Recuerdo, como si fuera ayer, que mi nuera, María del Pilar, se enfadó cuando le dije que, según la costumbre de nuestra familia, los niños deben recibir el nombre de su abuelo. Teníamos una relación cordial; convivíamos sin mayores disputas, y aunque a veces surgían pequeños roces, siempre los resolvíamos sin rencor.
Cuando supe que María del Pilar estaba embarazada, la alegría me invadió. No tardaría en llegar al hogar el primer nieto, y el corazón de mi hijo, José, se llenó de una dicha inmensa; llevaba años anhelando ser padre y, al conocer el sexo del bebé, declaró al instante que lo llamarían en honor a su propio padre, Antonio. En nuestra casa siempre se ha seguido la tradición de nombrar a los varones por sus abuelos.
Al enterarse María del Pilar de que el nombre ya estaba decidido, se lanzó a la defensa, asegurando que ella decidiría el nombre del niño sin tomar en cuenta nuestras opiniones. Quise conversar con ella con calma, pero ella afirmó rotundamente que la decisión estaba tomada. José intentó apoyarme, pero su esposa no quiso escuchar y aseguró que sus padres la sacarán del quirófano y que el bebé viviría con ellos.
José trata a su mujer con mucho cariño y procura demostrarle su amor, pero ella parece no apreciarlo. Es una joven bastante egoísta, incapaz de guardar silencio siquiera por su propio marido. Cada vez que intentaba explicarle nuestras costumbres, ella me interrumpía al instante.
Para mi sorpresa, descubrí que ya habían elegido un nombre y que, según ellas, todas las cuestiones familiares se decidirían sin consultar a nadie más, como si mi opinión no valiera un céntimo. Yo veía la situación de otra manera, pues aquel niño sería mi nieto y continuaría la estirpe familiar.
Al volver a surgir el tema del nombre, María del Pilar me respondió, con descortesía, que aquello no me incumbía.

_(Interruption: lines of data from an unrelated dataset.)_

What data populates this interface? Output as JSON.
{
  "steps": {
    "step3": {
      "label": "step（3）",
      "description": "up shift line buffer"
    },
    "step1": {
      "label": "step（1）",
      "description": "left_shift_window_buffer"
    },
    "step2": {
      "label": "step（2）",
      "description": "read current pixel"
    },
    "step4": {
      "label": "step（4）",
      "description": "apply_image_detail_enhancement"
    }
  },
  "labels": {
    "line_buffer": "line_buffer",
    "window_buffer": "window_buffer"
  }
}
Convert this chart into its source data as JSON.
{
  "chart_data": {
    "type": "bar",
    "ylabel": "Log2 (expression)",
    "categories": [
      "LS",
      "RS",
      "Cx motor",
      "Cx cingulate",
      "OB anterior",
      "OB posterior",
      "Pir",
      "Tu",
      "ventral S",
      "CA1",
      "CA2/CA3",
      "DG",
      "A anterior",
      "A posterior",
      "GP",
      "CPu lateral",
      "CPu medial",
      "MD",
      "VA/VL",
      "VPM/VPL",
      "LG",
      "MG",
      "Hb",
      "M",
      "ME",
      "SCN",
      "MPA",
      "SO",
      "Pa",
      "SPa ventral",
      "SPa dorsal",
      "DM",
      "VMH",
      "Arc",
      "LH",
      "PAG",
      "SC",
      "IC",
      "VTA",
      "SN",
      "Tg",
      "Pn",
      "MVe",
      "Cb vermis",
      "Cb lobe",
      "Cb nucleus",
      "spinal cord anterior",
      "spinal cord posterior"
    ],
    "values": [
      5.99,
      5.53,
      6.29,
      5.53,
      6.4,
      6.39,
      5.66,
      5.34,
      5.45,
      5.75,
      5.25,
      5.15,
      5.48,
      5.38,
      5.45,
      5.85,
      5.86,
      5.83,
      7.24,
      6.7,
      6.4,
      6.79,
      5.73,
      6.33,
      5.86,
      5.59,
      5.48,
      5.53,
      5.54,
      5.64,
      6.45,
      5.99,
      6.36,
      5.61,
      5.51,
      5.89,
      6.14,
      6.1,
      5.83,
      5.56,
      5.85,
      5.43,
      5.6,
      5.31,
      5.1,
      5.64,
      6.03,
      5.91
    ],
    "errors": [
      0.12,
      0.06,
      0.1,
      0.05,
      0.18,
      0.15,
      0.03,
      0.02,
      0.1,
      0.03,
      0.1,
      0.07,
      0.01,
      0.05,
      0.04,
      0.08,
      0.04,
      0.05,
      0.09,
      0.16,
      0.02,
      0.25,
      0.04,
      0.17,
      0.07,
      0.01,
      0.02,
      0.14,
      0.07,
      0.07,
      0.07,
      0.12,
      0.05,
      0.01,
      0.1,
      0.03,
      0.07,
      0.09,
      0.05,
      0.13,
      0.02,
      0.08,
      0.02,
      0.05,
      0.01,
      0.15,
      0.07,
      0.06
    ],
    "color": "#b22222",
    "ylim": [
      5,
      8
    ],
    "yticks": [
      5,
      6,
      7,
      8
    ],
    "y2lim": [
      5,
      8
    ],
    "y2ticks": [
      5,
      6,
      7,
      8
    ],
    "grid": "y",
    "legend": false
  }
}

Me quedé helado; había invertido todo mi corazón y energía en mi hijo y, de pronto, me sentía dispensable en su vida. No lograba comprender cómo seguir adelante, cómo volver a hablar con mi nuera y con mi propio hijo. Esa sombra de desdén quedó grabada en mi recuerdo, recordándome que, a veces, la tradición se enfrenta al orgullo de una generación.